On Second Thought

The “meager targets” of the House energy bill suggest some hot air on greenhouse gases, as we learned in mischaracterizing the House energy bill of 2009.

In a June 10 story on the government’s latest International Energy Outlook, Miller-McCune mischaracterized the proposed American Clean Energy and Security Act of 2009 as being “roughly in line with the recommendations of the Intergovernmental Panel on Climate Change.”

As writer Robert Jereski pointed out to us, the House bill falls well short of those targets, which were designed to avoid runaway climate change. In 2007, the panel warned that in order to avoid the worst consequences of global warming, the U.S. and other industrialized countries must reduce their greenhouse gas emissions by 25 percent to 40 percent by 2020, and by 80 to 95 percent by 2050, below 1990 levels. The House bill shifts the baseline and lowers the targets, calling for a 17 percent reduction in U.S. greenhouse gas emissions by 2020 and an 83 percent reduction by 2050, below 2005 levels.

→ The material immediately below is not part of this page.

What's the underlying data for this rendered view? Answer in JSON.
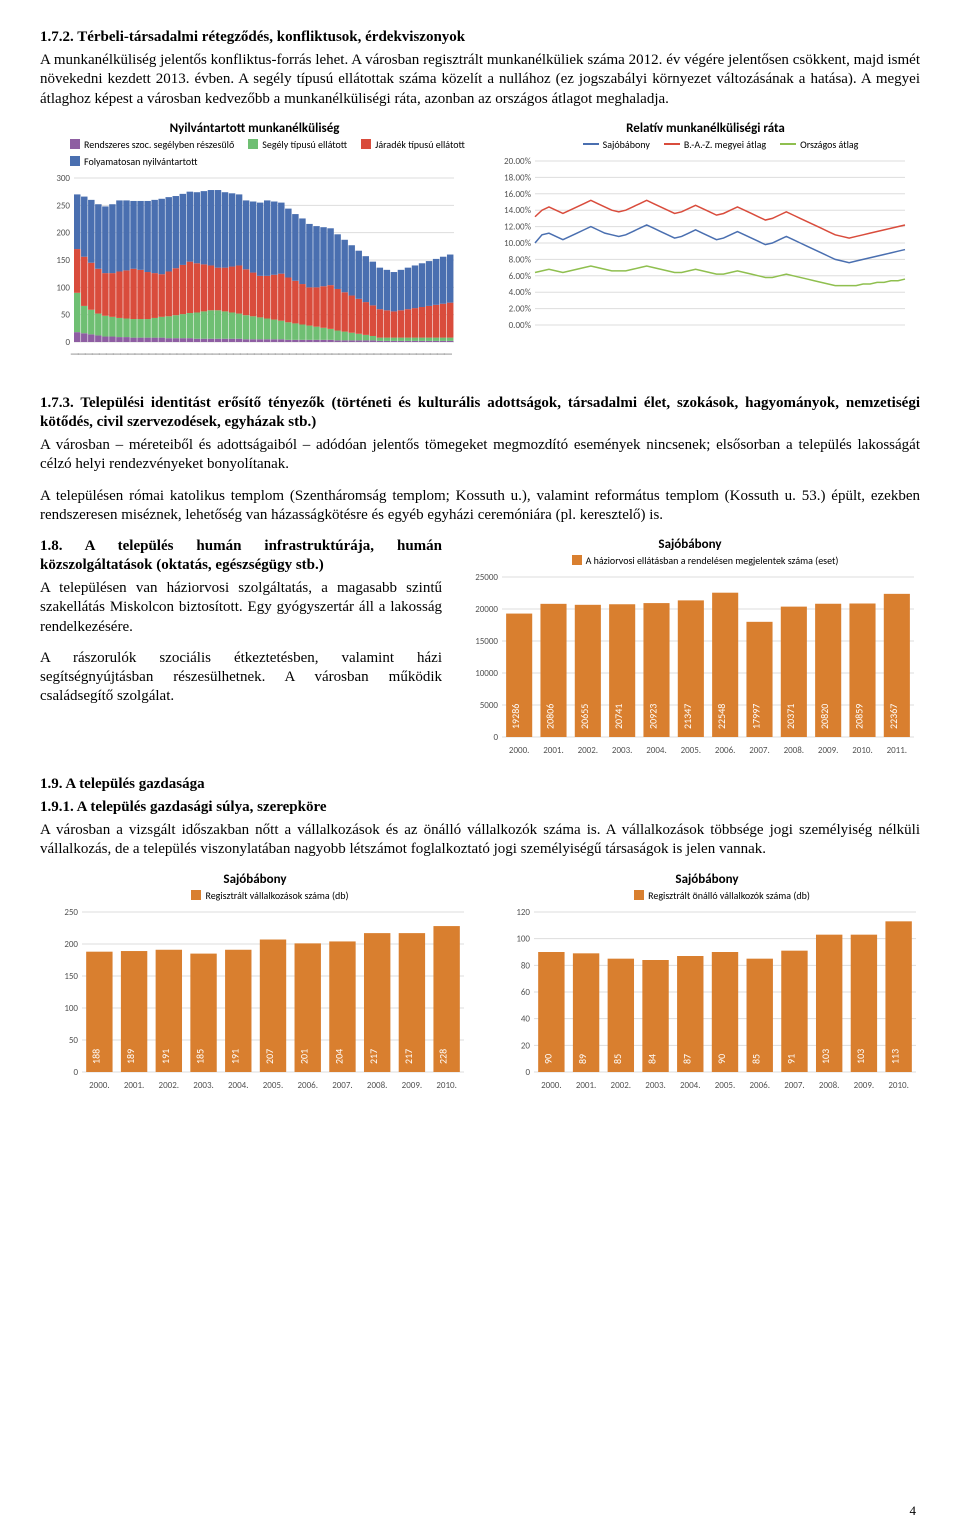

NASA’s Jim Hansen, one of the world’s best-known climate scientists and a climate change activist, has called the legislation “less than worthless,” in part because of its “meager targets.” Greenpeace, the international environmental advocacy group, estimates that the bill offers only a 4 percent reduction below 1990 levels by 2020.

Recent scientific reports show that climate change is already proceeding at a faster pace than was projected in 2007. Meanwhile, the House bill is stalled in the Senate.